Verantwortlich für dieses Drama ist der nur wenige Mikrometer grosse Parasit Trypanosoma brucei. Übertragen wird er von der Tsetsefliege. Nur wenige dieser bremsenähnlichen Plagegeister sind selbst von dem Parasiten befallen, aber wenn sie es sind, dann können sie Trypanosomen mit jedem Stich übertragen.

Ausserdem sind Tsetsefliegen überaus aggressiv und schnell. «Selbst Autos verfolgen sie in Schwärmen in einem Tempo von bis zu 60 km/h», sagt Pharmakologe Burri, der sich seit bald 30 Jahren mit der Schlafkrankheit befasst.

Durchbruch nach 70 Jahren

Die Tsetsefliege rückte schon bald nach der Gründung des damaligen Tropeninstituts 1943 ins Zentrum des Interesses, und bis 2010 prägte sie sogar dessen Logo. Seinem Gründungsdirektor Rudolf Geigy war es als Erstem gelungen, Tsetsefliegen unter Laborbedingungen zu züchten. Früh war das Tropeninstitut auch mit Forschern und Feldlaboratorien in Afrika vor Ort. Zu Forschungszwecken wurden Trypanosomenstämme isoliert und versucht, ihre Schwachstellen zu eruieren.

Nach und nach wurden Medikamente gegen die Schlafkrankheit entwickelt, aber sie waren zum Teil wenig effektiv und hatten – wegen Inhaltsstoffen wie etwa Arsen – starke Nebenwirkungen. Bis heute war die Hospitalisierung der Patienten notwendig, weil Injektionen verabreicht oder Infusionen gesteckt werden mussten.

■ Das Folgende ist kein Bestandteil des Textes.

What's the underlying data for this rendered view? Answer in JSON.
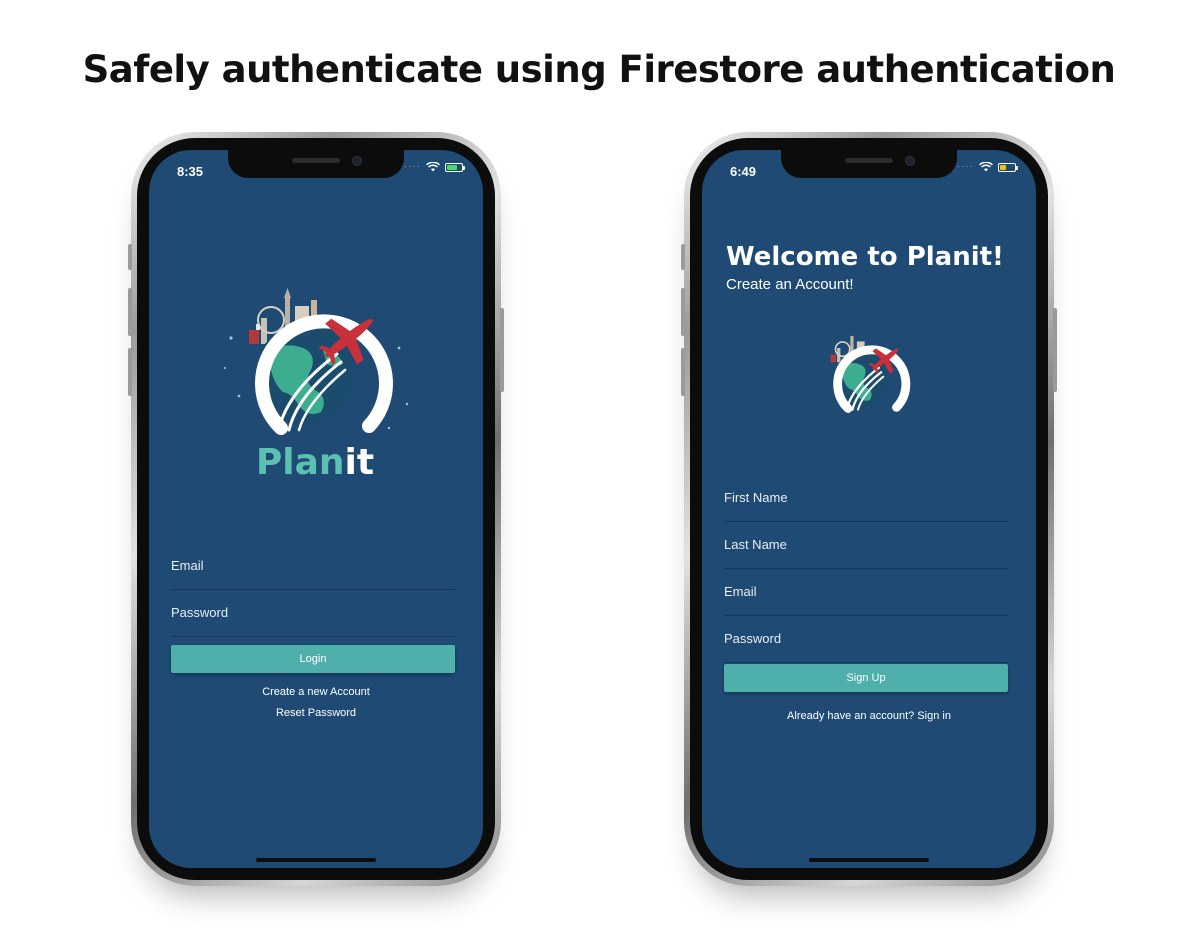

Vor einigen Jahren ersetzte eine besser verträgliche Therapie das alte, arsenhaltige Medikament. Leider war auch diese wenig feldtauglich. «Bei dieser Kombinationstherapie fiel ein Kubikmeter Material pro vier Patienten an», erklärt Burri. Weil die Krankheit praktisch immer fern aller Infrastruktur im Busch auftritt, waren die logistischen Herausforderungen enorm.

Fexinidazol wurde schliesslich Mitte der Nullerjahre im Rahmen eines Screeningprogramms nach neuen Wirkstoffen gegen die Schlafkrankheit entdeckt. In Laborversuchen am Swiss TPH erwies sich der Wirkstoff als sehr effizient gegen den Erreger der Schlafkrankheit und konnte sich auch in weiteren Entwicklungsphasen als erstes orales Medikament behaupten.

Rein orale Behandlung

Fexinidazol ist eine simple Tablette, die eine Woche lang dreimal täglich verabreicht wird. Gemäss klinischen Studien ist diese Therapie bei über 90 Prozent der Patienten erfolgreich. Diese waren nach 18 Monaten noch am Leben und frei von Parasiten. Damit wird ein riesiger Schritt in Richtung der für 2020 geplanten Elimination der Krankheit als Problem der öffentlichen Gesundheit gemacht.

Um auch das für 2030 gesteckte Ziel einer vollständig gestoppten Übertragung zu erreichen, sind aber weitere Anstrengungen notwendig. Die Behandlung muss so einfach wie nur möglich werden. Während Fexinidazol den Patienten in Kürze zur Verfügung stehen wird, arbeiten dieselben Partner bereits an klinischen Studien zu einer neuen Substanz, die, wenn die Tests erfolgreich verlaufen, die Krankheit mit einer einzigen Dosis heilen sollte.